The bill passed by a vote of 98 to 1. It now goes to the Senate for consideration.
Under the bill, teachers, school service personnel and State Police would get a 2 percent raise this year. Teachers would get additional 1 percent raises over the next three years. State Police and school personnel would also get a 1 percent raise next year.
For teachers, that would mean percentage increases of 2-1-1-1 over the next four years, and percentage increases of 2-1 for State Police and school service personnel, said Jared Hunt, communications director for the House of Delegates.

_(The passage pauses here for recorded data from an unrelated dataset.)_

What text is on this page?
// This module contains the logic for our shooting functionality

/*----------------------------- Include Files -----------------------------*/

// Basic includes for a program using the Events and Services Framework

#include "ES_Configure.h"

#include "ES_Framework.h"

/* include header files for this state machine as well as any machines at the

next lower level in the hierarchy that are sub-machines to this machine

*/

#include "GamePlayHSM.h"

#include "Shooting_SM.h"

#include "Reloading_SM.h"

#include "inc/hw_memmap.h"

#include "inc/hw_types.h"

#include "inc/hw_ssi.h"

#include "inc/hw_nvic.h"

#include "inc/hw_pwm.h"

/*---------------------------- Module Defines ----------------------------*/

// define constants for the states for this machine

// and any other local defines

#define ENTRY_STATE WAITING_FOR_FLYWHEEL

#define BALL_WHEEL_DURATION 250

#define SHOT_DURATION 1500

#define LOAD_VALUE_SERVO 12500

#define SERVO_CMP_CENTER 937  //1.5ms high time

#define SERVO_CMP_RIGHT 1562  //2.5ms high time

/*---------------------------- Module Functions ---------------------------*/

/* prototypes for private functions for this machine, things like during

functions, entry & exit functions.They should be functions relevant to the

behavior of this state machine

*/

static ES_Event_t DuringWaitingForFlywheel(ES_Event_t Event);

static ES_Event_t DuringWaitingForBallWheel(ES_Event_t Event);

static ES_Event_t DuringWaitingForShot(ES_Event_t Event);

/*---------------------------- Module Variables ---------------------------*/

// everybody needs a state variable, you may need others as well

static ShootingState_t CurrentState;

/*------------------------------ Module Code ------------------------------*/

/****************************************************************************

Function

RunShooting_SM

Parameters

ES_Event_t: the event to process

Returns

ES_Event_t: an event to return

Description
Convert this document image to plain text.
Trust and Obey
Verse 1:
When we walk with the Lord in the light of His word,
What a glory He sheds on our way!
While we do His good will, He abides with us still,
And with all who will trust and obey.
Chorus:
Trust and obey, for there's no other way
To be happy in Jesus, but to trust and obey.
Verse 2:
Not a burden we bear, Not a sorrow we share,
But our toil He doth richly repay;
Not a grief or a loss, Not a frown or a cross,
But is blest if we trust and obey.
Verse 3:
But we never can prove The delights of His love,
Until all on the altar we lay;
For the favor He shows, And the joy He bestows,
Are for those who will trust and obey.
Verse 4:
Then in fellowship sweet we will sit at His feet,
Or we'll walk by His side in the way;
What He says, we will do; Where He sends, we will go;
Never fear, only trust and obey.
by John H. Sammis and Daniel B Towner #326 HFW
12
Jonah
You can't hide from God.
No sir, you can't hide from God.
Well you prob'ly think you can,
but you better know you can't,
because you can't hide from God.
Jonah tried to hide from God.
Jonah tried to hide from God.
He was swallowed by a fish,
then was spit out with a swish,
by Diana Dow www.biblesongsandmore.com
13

Raises for all other state employees who don't have their salaries set under state code would be addressed in the budget bill, said Jared Hunt, communications director in the House of Delegates, Hunt said.
An amendment that called for three-year, 3 percent annual raises for teachers and school service personnel failed in the House on Monday.
Meanwhile, the Senate on Feb. 2 passed a bill that would provide 1 percent raises for teachers for five years and give a 1 percent pay raise for West Virginia State Police (uniformed and administrative) and school service personnel for two years.
On Tuesday during emotional debate on the House floor, multiple delegates said they didn’t think the pay raise is enough, and they would reluctantly vote for it. Some said it was the best thing to do, considering current finances. Others said lawmakers were just kicking the can down the road and were not solving anything.
“I don’t think it’s the best we can do,” Del. Mike Pushkin, D-Kanawha, said. “I don’t think it’s enough to avert a teacher strike.”
Del. Eric Nelson, R-Kanawha, chairman of the House Finance Committee, said he truly wished that lawmakers could do more, but given the financial restraints, it was the “prudent” thing to do.
One lawmaker, Del. Robert Thompson-D-Wayne, called the bill “something else.”
“I feel ashamed we can’t do more than this,” Thompson said.